Don’t get the idea that this is a camp show. It is indeed very funny, but it is also very serious in the way that it looks at relationships. We are there for the aftermath of six matches, some won, some lost.
At first is Viv telling everybody off after a disastrous performance. The Lesbians may have called her a bully but Vivienne Gibbs makes her delightfully likeable—her pub would be one you want to drink in.
Though team performance is a thread through the whole play, it is the personal stories that emerge that make it interesting. There’s newcomer young librarian Luke, recruited through a poster brought into the library. Shy and insecure and not strong on ball skills, Philip Duguid-McQuillan gives him a mixture of hesitancy and sudden outpouring that matches him precisely.
Danny, who is trying to become qualified as an official trainer, made the poster. He took an immediate shine to the boy in the library.
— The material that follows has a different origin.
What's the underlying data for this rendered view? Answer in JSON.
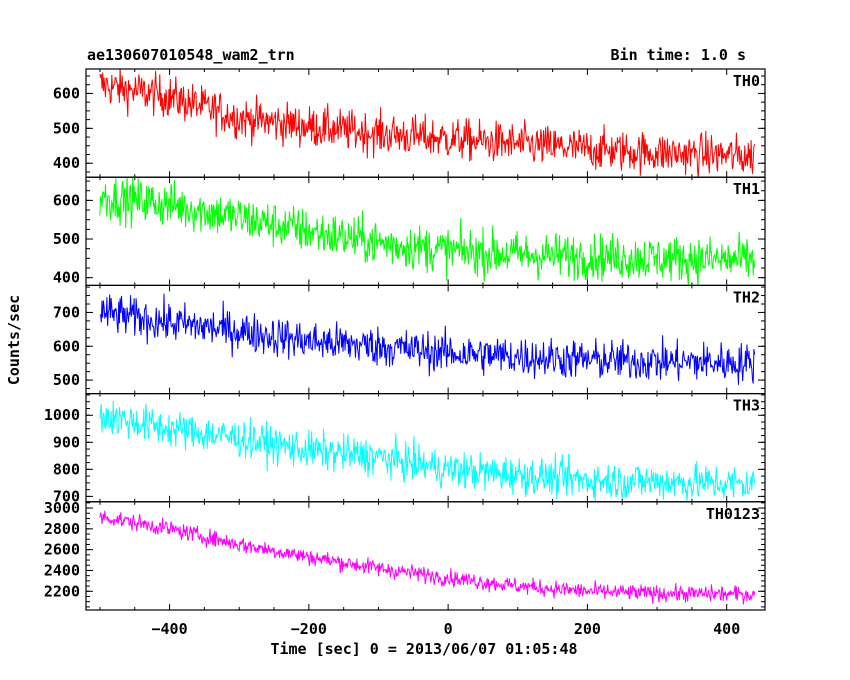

Jamie Samuel suggests the shadow of disappointment that lies behind his gentle, charming manner, and he has a dark secret he can’t bring himself to tell Luke, though the others probably know it.
Andy Rush’s quirky musician Geoff doesn’t take gay football very seriously, but he cares about people. His mind is on getting through an audition to perform at Hull’s Gay Pride and move on from busking outside Marks and Spencers. His confidence took a knocking when he was gay-bashed; now he hides his injuries and insecurities under a tasselled beanie that upsets the opposition.
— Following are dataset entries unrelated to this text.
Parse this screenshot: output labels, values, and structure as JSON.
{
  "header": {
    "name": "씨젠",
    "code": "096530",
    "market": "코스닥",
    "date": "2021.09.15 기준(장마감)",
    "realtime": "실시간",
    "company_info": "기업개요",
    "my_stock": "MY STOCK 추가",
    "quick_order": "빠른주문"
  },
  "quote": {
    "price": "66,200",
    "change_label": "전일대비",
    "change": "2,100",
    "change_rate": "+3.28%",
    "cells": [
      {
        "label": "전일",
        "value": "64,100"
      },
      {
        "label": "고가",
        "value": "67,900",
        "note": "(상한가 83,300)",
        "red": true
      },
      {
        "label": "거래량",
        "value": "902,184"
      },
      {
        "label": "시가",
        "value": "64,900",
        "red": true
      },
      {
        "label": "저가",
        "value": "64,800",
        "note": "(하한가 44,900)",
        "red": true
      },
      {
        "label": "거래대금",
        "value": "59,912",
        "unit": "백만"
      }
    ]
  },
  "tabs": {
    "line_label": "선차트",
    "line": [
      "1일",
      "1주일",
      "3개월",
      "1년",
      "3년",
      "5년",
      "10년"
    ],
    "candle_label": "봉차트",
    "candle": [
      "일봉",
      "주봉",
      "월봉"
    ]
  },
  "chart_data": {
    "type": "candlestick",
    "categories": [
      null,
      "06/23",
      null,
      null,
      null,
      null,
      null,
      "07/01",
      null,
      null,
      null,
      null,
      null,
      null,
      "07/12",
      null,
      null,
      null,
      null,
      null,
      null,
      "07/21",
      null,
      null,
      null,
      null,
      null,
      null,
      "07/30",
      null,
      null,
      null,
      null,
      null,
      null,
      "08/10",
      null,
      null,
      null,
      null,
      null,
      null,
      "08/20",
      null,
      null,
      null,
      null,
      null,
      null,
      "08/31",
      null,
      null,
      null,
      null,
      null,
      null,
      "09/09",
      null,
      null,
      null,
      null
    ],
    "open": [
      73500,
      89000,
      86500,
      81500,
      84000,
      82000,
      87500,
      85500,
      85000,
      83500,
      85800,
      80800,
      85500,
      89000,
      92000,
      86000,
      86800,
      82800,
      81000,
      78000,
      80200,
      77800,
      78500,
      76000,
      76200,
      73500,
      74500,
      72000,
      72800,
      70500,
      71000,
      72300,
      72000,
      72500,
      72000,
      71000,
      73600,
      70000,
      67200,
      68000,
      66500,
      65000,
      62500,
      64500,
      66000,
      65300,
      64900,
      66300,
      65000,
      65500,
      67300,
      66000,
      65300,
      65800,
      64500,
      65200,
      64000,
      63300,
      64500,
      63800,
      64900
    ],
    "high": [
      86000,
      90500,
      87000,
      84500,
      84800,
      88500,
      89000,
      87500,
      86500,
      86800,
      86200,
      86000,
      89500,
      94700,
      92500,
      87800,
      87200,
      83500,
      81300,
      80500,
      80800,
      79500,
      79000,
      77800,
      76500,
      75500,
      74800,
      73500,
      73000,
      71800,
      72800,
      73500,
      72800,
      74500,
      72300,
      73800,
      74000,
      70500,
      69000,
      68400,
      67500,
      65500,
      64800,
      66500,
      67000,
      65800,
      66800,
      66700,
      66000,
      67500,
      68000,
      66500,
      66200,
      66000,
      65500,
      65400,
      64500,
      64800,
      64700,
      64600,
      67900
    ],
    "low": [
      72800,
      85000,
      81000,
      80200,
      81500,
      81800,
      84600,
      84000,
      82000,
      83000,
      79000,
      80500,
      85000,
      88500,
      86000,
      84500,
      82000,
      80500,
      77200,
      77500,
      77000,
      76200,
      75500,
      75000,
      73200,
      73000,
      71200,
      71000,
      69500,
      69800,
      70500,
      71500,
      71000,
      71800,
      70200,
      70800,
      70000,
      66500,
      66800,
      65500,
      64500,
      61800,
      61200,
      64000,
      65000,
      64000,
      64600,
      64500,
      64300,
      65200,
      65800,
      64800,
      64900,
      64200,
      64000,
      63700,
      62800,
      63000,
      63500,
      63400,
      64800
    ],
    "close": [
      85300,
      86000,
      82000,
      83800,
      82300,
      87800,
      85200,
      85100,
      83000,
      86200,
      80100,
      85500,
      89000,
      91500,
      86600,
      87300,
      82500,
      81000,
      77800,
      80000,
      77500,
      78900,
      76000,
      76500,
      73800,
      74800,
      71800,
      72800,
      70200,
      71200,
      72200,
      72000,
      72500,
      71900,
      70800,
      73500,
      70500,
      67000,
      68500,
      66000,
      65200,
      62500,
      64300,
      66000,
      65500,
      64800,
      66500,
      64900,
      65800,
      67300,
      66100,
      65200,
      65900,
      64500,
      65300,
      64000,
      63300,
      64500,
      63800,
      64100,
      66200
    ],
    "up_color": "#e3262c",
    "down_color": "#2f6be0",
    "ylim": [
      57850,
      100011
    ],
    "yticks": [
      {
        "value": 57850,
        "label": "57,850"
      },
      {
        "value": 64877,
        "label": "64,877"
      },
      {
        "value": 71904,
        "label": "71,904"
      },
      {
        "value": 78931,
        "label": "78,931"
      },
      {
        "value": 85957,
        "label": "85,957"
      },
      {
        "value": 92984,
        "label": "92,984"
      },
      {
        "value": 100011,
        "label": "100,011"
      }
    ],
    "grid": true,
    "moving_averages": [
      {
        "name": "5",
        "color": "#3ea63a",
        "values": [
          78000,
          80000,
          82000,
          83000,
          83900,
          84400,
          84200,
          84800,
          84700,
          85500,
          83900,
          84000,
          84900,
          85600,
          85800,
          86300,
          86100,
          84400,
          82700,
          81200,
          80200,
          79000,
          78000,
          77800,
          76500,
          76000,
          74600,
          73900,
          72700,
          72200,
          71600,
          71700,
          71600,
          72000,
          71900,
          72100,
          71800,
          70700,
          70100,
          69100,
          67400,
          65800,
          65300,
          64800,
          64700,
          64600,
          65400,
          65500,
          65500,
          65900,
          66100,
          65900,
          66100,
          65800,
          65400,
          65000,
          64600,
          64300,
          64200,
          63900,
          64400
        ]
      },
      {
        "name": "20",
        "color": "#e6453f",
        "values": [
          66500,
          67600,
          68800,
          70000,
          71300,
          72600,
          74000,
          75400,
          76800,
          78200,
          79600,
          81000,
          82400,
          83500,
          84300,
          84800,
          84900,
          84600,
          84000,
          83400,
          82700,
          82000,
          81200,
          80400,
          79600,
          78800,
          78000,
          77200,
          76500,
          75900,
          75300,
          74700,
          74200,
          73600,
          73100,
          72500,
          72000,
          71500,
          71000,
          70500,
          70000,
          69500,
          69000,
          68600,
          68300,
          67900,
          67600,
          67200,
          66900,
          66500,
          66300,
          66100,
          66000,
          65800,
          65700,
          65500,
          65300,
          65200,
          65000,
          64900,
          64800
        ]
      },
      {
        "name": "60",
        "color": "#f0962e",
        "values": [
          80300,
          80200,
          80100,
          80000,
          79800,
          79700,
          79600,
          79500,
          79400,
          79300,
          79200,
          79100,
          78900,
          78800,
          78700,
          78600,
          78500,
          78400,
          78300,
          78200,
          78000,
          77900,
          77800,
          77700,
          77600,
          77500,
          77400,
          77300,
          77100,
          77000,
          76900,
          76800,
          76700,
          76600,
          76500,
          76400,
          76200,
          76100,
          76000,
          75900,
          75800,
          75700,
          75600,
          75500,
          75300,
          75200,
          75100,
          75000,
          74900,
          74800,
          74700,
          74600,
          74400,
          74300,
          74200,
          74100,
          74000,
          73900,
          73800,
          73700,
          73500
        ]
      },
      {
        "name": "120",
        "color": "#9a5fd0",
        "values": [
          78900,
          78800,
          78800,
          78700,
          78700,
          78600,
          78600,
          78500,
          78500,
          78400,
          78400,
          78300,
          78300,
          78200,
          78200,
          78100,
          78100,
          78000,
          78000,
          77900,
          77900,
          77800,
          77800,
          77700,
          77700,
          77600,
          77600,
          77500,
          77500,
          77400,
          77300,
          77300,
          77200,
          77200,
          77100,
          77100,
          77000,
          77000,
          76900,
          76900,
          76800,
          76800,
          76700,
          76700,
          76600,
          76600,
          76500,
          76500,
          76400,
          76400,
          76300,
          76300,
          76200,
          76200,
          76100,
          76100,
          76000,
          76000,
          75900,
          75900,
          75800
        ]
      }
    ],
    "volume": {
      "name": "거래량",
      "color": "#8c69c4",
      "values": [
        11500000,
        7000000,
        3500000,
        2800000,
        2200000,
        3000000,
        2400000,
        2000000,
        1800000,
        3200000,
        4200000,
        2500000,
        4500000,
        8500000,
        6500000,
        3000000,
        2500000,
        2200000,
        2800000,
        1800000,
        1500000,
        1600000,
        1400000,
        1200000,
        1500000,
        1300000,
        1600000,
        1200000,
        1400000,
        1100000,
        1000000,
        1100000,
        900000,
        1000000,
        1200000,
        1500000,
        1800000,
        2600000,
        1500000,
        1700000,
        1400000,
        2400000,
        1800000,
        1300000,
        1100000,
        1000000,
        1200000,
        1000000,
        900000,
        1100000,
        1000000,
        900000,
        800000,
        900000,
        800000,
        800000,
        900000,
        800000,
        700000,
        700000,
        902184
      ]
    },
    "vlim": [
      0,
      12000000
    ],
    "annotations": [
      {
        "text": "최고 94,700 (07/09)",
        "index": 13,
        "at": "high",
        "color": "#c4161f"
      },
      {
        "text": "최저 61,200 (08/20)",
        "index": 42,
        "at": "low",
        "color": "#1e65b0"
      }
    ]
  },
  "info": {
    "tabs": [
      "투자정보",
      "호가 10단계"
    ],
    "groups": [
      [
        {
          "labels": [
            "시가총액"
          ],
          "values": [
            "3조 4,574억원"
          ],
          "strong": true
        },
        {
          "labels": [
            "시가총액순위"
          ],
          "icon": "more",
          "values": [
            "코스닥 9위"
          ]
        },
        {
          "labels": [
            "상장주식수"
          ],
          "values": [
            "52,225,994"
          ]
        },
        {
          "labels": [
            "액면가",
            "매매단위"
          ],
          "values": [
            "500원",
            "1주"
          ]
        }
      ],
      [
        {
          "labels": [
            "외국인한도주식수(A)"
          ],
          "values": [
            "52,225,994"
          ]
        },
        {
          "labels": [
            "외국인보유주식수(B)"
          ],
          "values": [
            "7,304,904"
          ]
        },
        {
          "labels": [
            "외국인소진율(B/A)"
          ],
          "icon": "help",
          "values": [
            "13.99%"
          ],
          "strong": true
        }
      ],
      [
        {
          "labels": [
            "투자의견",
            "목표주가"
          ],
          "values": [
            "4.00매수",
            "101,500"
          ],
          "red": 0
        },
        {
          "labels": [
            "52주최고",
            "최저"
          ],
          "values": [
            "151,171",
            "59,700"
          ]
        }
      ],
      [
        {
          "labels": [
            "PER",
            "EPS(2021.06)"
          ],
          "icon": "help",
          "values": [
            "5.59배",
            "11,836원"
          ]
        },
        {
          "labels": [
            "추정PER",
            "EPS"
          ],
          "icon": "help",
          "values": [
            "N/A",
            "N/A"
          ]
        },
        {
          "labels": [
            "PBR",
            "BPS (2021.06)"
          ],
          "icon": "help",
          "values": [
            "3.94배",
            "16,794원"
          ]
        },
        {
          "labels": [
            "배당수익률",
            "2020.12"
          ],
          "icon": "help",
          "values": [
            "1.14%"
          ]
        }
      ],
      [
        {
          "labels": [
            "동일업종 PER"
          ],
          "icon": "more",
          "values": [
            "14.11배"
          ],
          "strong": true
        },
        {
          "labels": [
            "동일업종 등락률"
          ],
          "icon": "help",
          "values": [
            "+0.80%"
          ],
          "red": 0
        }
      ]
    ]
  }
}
There are lots of levels here in both writing and acting. Those bred south of Watford may take a little time getting used to the accents but, here on the border, the audience was immediately responsive. It is a play full of humour but Wells’s writing moves easily from laughs to pathos and pain.
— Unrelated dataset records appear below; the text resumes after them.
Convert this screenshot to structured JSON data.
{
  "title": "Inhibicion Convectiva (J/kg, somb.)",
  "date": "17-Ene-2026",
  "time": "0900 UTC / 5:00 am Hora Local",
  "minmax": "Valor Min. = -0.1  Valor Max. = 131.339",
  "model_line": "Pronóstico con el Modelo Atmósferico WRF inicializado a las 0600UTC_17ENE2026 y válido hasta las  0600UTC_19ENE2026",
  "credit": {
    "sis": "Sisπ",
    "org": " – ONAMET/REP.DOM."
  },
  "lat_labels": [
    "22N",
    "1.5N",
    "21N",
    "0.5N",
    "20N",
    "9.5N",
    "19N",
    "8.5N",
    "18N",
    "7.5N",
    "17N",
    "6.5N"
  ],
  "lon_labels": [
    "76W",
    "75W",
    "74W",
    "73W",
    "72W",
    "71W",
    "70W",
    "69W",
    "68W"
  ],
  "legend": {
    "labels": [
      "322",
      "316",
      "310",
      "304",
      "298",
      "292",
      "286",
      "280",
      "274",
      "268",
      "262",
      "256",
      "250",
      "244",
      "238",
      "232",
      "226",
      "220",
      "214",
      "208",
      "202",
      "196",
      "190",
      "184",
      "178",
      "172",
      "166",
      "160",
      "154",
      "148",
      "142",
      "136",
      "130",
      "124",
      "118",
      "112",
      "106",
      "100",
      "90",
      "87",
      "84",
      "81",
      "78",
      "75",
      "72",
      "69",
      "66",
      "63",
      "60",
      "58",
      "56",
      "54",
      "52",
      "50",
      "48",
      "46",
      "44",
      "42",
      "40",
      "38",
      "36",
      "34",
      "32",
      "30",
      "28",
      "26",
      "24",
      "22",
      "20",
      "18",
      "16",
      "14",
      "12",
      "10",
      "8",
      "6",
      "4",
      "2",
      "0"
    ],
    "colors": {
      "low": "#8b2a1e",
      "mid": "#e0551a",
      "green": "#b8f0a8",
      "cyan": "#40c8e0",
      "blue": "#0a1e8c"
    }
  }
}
If the progression of at least one strand in this story is predictable it is mawkish and nothing’s wrong with a happy ending—well happyish. This is an optimistic glass half-full play, like Danny’s attitude. They may lose a match 1-0 in the last minute but, as Wells’s makes him put it, they will all remember for “the sight of that lad in a leopard-print miniskirt, slipping a ball between Joe’s legs seconds before the final whistle”.
Yorkshire has come a long way in forty years. Now you can have a play about a gay group that doesn’t have to make the point they are gay and still strike a chord with a straight audience.